I enjoyed working with you, Alex. Glad to see you doing well!

It was a joy to work with you as well :)

It's a bit harsh but I always feel like Fog Creek might be the cautionary tale in "what happens if you over hire for capability vs. your requirements?" I think that a less capable team would have never landed on the "let's maintain our own programming language" approach w.r.t. Wasabi.

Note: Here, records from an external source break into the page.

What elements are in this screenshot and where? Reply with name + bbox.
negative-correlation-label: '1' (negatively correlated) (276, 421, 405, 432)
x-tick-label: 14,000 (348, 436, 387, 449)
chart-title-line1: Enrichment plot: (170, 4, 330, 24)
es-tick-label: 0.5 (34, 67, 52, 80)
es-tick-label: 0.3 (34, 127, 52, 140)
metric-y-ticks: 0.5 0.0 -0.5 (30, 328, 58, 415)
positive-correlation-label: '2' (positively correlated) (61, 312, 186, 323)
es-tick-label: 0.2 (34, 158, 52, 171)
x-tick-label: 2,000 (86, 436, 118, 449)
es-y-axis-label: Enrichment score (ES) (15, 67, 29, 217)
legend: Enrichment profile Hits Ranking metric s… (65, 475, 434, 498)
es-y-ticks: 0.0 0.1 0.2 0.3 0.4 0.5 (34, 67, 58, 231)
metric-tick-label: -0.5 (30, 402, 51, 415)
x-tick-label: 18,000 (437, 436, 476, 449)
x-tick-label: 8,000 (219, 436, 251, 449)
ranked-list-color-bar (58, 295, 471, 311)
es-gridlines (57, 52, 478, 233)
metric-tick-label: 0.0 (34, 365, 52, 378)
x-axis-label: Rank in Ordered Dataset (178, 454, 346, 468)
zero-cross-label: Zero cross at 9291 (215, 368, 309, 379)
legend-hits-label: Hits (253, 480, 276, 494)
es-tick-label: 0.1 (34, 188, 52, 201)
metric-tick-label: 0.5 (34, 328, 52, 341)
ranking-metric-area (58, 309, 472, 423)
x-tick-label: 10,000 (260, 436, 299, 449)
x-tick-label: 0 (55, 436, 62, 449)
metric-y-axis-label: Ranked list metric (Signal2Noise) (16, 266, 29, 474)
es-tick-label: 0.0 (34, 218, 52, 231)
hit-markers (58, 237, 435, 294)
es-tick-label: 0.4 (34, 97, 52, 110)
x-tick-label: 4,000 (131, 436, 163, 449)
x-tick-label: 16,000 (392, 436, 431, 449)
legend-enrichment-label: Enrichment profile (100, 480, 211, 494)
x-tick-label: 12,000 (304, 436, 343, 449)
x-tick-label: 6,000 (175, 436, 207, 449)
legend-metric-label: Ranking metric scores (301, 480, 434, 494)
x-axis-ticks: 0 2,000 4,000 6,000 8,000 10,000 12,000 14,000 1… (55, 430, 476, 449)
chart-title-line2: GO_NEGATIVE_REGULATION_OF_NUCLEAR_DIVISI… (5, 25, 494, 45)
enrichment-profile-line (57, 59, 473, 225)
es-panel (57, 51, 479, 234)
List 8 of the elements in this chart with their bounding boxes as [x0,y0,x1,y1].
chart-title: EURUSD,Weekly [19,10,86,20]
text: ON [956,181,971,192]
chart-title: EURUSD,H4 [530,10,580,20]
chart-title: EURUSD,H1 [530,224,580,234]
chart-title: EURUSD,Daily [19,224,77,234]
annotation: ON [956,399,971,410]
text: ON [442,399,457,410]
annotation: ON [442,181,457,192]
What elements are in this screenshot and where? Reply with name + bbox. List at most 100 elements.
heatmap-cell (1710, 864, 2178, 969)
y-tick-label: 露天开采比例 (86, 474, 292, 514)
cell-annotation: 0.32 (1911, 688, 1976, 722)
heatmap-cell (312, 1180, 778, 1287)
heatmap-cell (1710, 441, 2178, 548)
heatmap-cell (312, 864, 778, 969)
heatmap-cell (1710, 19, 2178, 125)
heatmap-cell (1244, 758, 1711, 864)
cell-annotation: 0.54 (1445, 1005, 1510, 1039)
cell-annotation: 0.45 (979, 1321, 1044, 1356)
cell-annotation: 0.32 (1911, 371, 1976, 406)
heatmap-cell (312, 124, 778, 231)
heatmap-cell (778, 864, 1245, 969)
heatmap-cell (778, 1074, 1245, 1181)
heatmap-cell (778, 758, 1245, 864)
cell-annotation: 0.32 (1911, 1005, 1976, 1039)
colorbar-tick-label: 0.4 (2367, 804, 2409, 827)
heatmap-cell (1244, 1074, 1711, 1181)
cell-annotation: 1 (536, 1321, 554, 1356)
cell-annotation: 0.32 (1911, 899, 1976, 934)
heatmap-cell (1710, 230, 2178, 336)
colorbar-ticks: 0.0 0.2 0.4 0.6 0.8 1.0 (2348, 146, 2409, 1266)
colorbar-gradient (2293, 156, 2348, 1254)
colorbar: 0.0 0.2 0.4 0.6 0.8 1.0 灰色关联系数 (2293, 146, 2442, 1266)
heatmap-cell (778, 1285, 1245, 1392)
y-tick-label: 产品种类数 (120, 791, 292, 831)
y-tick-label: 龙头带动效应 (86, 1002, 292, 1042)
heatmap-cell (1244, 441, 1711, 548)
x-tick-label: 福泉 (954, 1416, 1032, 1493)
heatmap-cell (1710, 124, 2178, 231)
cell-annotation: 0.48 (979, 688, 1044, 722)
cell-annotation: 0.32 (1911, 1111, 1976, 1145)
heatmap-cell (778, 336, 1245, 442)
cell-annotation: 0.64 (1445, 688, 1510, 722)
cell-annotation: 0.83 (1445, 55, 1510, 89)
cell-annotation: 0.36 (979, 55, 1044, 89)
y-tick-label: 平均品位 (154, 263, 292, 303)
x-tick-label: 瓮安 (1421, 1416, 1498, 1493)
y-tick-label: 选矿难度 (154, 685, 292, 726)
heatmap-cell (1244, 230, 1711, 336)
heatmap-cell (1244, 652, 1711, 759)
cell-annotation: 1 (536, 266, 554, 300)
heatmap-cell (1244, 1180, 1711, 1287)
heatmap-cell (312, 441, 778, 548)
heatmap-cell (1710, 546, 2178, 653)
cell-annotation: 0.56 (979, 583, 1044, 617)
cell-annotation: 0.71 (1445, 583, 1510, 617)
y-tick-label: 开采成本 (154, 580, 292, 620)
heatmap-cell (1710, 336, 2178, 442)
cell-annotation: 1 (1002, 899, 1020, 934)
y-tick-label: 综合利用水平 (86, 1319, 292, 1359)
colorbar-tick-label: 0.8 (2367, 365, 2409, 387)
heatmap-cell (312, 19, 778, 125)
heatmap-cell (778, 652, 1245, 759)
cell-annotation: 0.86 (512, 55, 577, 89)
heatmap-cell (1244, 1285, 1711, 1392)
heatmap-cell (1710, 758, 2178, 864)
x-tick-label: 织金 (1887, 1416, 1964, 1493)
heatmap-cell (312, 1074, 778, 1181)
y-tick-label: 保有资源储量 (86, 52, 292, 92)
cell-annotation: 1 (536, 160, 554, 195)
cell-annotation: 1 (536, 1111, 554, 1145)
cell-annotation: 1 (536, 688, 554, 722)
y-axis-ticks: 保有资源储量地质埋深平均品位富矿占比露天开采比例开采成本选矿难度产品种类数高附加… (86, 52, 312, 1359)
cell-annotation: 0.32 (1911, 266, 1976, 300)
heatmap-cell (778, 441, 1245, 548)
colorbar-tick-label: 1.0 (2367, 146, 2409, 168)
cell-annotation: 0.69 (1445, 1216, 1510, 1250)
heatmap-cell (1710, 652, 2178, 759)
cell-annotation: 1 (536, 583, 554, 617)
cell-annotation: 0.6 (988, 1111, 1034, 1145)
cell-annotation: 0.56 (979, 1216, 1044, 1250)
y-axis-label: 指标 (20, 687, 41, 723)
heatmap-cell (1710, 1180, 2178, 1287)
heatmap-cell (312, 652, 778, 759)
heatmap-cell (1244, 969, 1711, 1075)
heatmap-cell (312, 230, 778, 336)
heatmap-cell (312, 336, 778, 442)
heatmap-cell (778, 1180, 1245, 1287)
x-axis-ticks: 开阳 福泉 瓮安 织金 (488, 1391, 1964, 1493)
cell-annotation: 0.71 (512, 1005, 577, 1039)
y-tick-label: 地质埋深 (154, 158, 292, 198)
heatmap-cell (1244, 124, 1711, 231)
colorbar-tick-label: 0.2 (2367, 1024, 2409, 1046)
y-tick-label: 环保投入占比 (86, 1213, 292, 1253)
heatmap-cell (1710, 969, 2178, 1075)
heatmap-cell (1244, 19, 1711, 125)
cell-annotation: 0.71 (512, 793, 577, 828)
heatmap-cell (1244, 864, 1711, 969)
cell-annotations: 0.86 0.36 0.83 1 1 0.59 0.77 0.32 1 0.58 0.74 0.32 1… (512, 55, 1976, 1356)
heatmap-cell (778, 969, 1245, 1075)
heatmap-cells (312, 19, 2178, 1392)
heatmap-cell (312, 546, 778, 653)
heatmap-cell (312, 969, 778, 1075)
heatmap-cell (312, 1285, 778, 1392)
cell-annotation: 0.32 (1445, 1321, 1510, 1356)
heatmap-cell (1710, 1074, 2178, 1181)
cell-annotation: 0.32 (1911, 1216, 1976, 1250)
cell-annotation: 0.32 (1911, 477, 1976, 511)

As an aside, I do think that targeting Mono was the right thing to do for the universe, as it butterfly-effected tedu into writing weird and wonderful technical blog posts for the next ten years :p

    As an aside, I do think that targeting Mono was the right thing to do for
    the universe, as it butterfly-effected tedu into writing weird and wonderful 
    technical blog posts for the next ten years :p
I've never figured out whether that work broke him or was simply his muse, but I also do confess to liking the result. So not a complete loss.
I am always happy when I look back on the monobugz days. I think it was a formative experience in evaluating claims like well, of course it works, so many other people already use and depend on it. O RLY?
hi alex and ben! in before HN downvotes me
I still remember when I came to you with my “attachments shouldn’t live in the mssql database” plan and you said “yeah, probably, but doing it any other way would be a million times harder to maintain.” You were 100% right and I think of it often when I encounter someone who is about to do a similar dumb thing for “the right reasons.”
wait - context? why? i'm sure you're right, as obviously I wasn't there don't have the clearly important context, but why was it 1000000x harder to maintain if attachments didn't live in mssql?
Not 100% sure of the rationale in this case. I imagine it might have to do with everyone who runs an instance needs to maintain an additional storage system along with all the associated costs, which is not just storage alone.

Databases store stuff really well. If get to the level of needing to configure storage for different tiers of access they can do that, it just takes a bit of work. Of course if your blob data is stored in tables that have OLTP data in them, then you have a bit of work to do to separate it out.

This is speaking from recent experience of having to manage random blobs of sensitive data in s3 buckets that engineers have created rather than bothering to put in the main application data store.

The punchline, I suppose, is that we did switch from MSSQL to Mogile and, eventually, S3. But we still had the code to sometimes store attachments in the DB because that’s how we shipped complete backups to customers!
With no context, but much experience with databases...

Storing attachments as a blob in a database has all sorts of disadvantages I'm sure you're aware of, but it has the major advantage that if you can see the reference to the attachment, you can fetch the attachment. With links to a filesystem, you have to deal with issues like the frontends can't access the files because they're on the wrong system, or the network filesystem is down or .... There's a lot of possibilities.

here’s a well-deserved upvote
I never understood the disdain for Java that I'd hear from Spolsky. It wasn't perfect, but it was certainly more cross platform than .net at the time.
I dunno, I'm with Joel on this one. Not a Java fan.
I was at the strategic offsite where we decided to go with .NET. Java wasn’t installed on Windows by default.

The original version of Wasabi, known as Thistle, was written in Java, by the intern in the class before Aardvark’d. It transpiled ASP to PHP.

Every intern class was named after an animal with the next consecutive letter. I don’t remember any of them except Aardvark, and I was a “B????” intern!

From memory and a little grepping of the Weekly Kiwi archives, I found: "Project Null Terminator", Aardvark, B??, Caribou, Dingo, E??, Flying Fox, Giganotosaurus, ??